Only after coming home and hearing my dad’s voice telling me about how he’d added to it while I was at school did I come to the realization that my dad didn’t care about the puzzle, and he never did. He used it as an excuse to spend time with my brother and me. A time where we would sit next to each other for hours. A time where he’d get to talk to us about anything and everything. A time where we wouldn’t be on our phones or listening to music and instead would be listening to each other. Although we were at different places at different times during the day, those 45 minutes gave us a chance to come together, just like our puzzles.
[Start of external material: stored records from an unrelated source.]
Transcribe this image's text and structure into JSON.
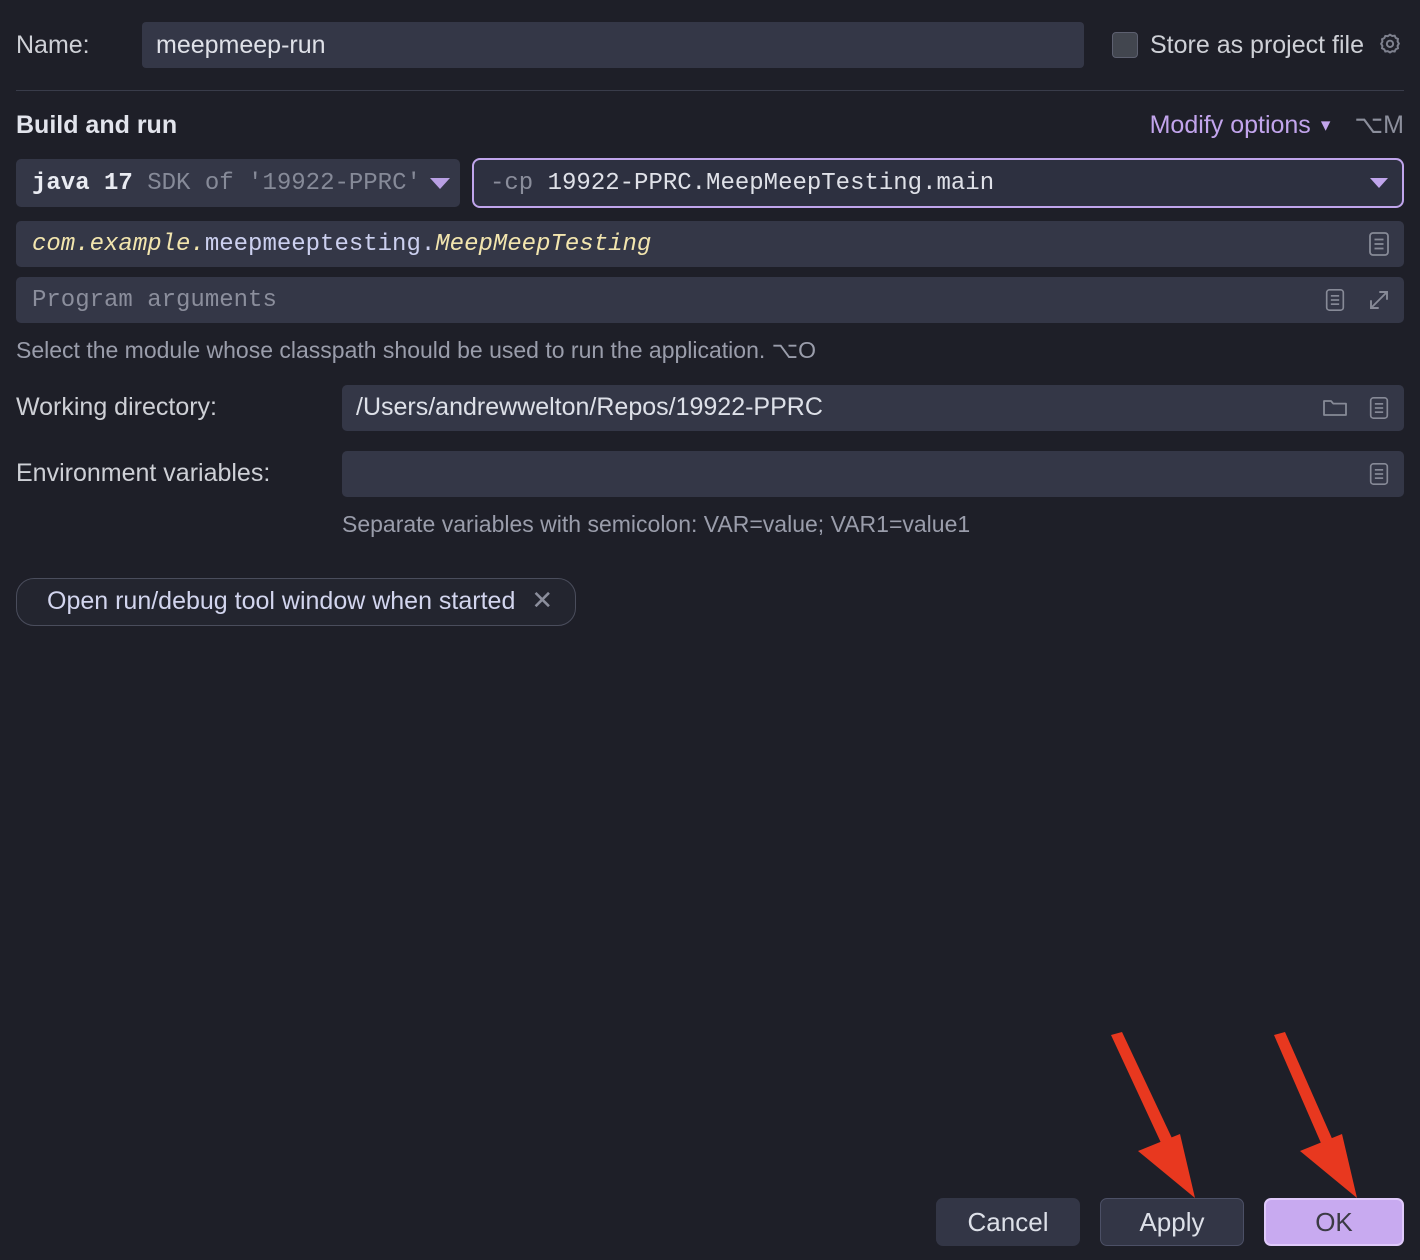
{
  "name_row": {
    "label": "Name:",
    "value": "meepmeep-run",
    "store_as_project_file": "Store as project file",
    "store_checked": false,
    "gear_icon": "gear-icon"
  },
  "build_and_run": {
    "section_title": "Build and run",
    "modify_options": "Modify options",
    "modify_chevron": "chevron-down-icon",
    "modify_shortcut": "⌥M",
    "sdk": {
      "name": "java 17",
      "detail": "SDK of '19922-PPRC'",
      "dropdown_icon": "chevron-down-icon"
    },
    "classpath": {
      "prefix": "-cp",
      "value": "19922-PPRC.MeepMeepTesting.main",
      "dropdown_icon": "chevron-down-icon"
    },
    "main_class": {
      "package": "com.example.",
      "middle": "meepmeeptesting.",
      "class": "MeepMeepTesting",
      "macro_icon": "document-list-icon"
    },
    "program_arguments": {
      "placeholder": "Program arguments",
      "value": "",
      "macro_icon": "document-list-icon",
      "expand_icon": "expand-arrows-icon"
    },
    "module_hint": "Select the module whose classpath should be used to run the application. ⌥O"
  },
  "working_directory": {
    "label": "Working directory:",
    "value": "/Users/andrewwelton/Repos/19922-PPRC",
    "browse_icon": "folder-icon",
    "macro_icon": "document-list-icon"
  },
  "environment_variables": {
    "label": "Environment variables:",
    "value": "",
    "macro_icon": "document-list-icon",
    "hint": "Separate variables with semicolon: VAR=value; VAR1=value1"
  },
  "option_chip": {
    "label": "Open run/debug tool window when started",
    "close_icon": "close-icon"
  },
  "buttons": {
    "cancel": "Cancel",
    "apply": "Apply",
    "ok": "OK"
  },
  "annotations": {
    "arrow_color": "#e8381f",
    "arrow_count": 2,
    "arrow_targets": [
      "Apply",
      "OK"
    ]
  },
  "colors": {
    "background": "#1e1f28",
    "field_background": "#343747",
    "accent_purple": "#c0a5ec",
    "ok_button": "#c8aaf0",
    "text_primary": "#dde0e8",
    "text_muted": "#8b8e9c",
    "string_yellow": "#f2e5ae"
  }
}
Throughout high school and college, my brother and I had grown distant from each other and the rest of our family. We didn’t hang out together much, and we didn’t have much interest in doing so. So when my dad brought out that puzzle, he wanted to bring us back to when we were four and eight years old, where we would have time to spend together and would actually want to. It’s why he went and built that new table for us to puzzle on. And, I wished I realized this earlier. I would’ve helped him with that puzzle more instead of being so annoyed and unenthusiastic about it. So this weekend, when I go home, I’ll sit by the table and puzzle with him. And when my brother comes back, he’ll do the same.

While going back and working on the puzzle makes us all feel like we’re kids again, completing the puzzle is just a reminder of how much life has changed, and how we’ve all moved on. We live in different cities, and even states. So while I plan on working on it with my dad, I don’t plan on putting in that last piece. That piece I’ll hide so we spend hours searching for it. That piece I’ll hide so the puzzle stays on the table. That piece I’ll hide so we randomly talk about it at a dinner 15 years from now, speculating about what had really happened to that last piece.

I’ve never realized how much a puzzle can mean, and what it can represent. Each piece is the same but cut and decorated differently, the way people are. We put each piece together, building from a space of emptiness. And the pieces come together, securely. So I’ll hold on to that last piece until our family comes back to be as close as we were the first time we sat around that pile of cardboard on that red-blue-yellow-green table. So when I put in that last puzzle piece, it’ll mean something more than just a piece of cardboard.